There's a movie. And there's also a TV show. It's on Netflix, and if you're a parent, you may especially like this show.

It's funny because I know parents and I know teenagers and I know little kids that act like the characters on this show. You see, us teenagers don't really realize this at the time, but we're jackasses to our parents. As I'm watching this show, I can see myself in some of these characters and I think "Why are they being such asses to their parents?" and then I realize I've done and said some of the exact same things as them. Made me feel pretty bad, but praise my mother for giving birth to me and then having to deal with that (and still dealing with it on occasion).

What I especially like about the show is that it doesn't censor the reality: it's tough growing up, and it's tough being a parent, and neither party is perfect. I think I understand where parents are coming from a little better now; it all stems from their worries and love. Maybe parents watching this show would understand where the kids are coming from, too, I don't know. The truth about parenthood, it seems, is that it's a learning process with every single kid and grandkid, and there's drama with family in every family, no doubt about that. People are going to judge you and be overbearing and criticize you and then life is going to happen and you'll be so strained you don't even remember who you are anymore!

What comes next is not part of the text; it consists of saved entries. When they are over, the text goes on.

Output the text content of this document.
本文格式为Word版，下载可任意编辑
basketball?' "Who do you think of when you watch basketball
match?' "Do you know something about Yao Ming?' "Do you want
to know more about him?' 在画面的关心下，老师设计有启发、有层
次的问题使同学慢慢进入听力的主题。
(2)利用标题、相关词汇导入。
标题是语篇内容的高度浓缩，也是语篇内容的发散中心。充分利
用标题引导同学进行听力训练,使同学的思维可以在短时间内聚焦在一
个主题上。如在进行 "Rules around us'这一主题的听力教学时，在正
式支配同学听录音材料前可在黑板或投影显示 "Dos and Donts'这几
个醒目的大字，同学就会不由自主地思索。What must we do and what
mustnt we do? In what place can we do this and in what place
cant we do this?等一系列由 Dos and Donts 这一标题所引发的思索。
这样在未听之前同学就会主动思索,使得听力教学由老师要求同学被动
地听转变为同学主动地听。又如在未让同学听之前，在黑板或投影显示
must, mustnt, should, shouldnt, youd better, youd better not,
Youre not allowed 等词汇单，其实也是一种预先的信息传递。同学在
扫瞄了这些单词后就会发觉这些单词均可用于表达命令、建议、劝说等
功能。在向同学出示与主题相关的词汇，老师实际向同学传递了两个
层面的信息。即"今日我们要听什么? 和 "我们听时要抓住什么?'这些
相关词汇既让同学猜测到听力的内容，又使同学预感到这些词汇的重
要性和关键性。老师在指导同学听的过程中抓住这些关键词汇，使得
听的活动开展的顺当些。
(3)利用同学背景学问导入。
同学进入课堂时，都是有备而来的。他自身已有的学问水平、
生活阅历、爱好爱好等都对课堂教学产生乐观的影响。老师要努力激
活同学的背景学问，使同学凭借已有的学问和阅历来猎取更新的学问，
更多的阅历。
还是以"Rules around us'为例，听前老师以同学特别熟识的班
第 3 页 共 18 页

Life is just frustrating like that, but then there are the moments worth all of the stress in the world: a wedding, a new baby, a college acceptance, or even just a simple family dinner. At the end of the day, everyone is there for each other. Family.

Some people aren't close with their family like the Bravermans are. The show acknowledges that, too, but it shows that you don't have to be blood-related to be family. Love is what makes family, and that's a statement I stand by constantly, because sometimes blood-relatives can be, well, not very loving. Family should love you no matter what, that's why the bond is so strong: it's unconditional love.

I think Parenthood really lives out that value, and sometimes we just need that reminder.

Thursday, July 7, 2016

Scratch that.

Scratch that last post about reasons I want to be a doctor, because I actually have no clue what I want to do with my life.
Funny, because I felt so sure before, but suddenly, I have all of these options before me, and I have no idea. I guess that's what college is really for though––figuring it out.
I just hope I don't make the wrong choice.

That's my biggest fear: making a choice I will regret for the rest of my life. It's like staring at your own very possible, impending doom.

But who cares, there's far more important things going on, like the fact that yet another cop killed a black american who was a father and a son, or the fact that there's terror spreading around the world because of poisonous wars and thirst for power. People are so sick it sickens me. I think that's why I'm having a tough time deciding what I want to do. I want to be a doctor or nurse to help those who're physically sick. I want to be a psychiatrist to help those who're mentally sick. I want to be a teacher to help educate kids growing up in a sick world. I want to be a writer to tell the few people that my writing falls into the hands of that it gets better, you can be better, we can all be better, and we can all chose to love or hurt. I want to be able to afford the best life for my future kids because they'll deserve the very best.

That's the problem; I want to fix everything, but there's only one of me. So what the hell do I choose? How can I choose to help the physically sick while the mentally sick are also on the edge of dying? I guess, to reassure my conscious, I could say that there are plenty of people in the world who can take care of those people. But that doesn't really make me feel any better at all.

I may not seem like it sometimes, in fact, I probably seem cold and uncaring most of the time, but I'm actually so fragile that my heart breaks for every stranger I pass by on the street, because I know that each and every one of them has suffered, is suffering, or will suffer because of the cruel world we live in. I just hope and pray that they know of love, too. I guess that's all an 18-year-old girl without a job or money can do. For now.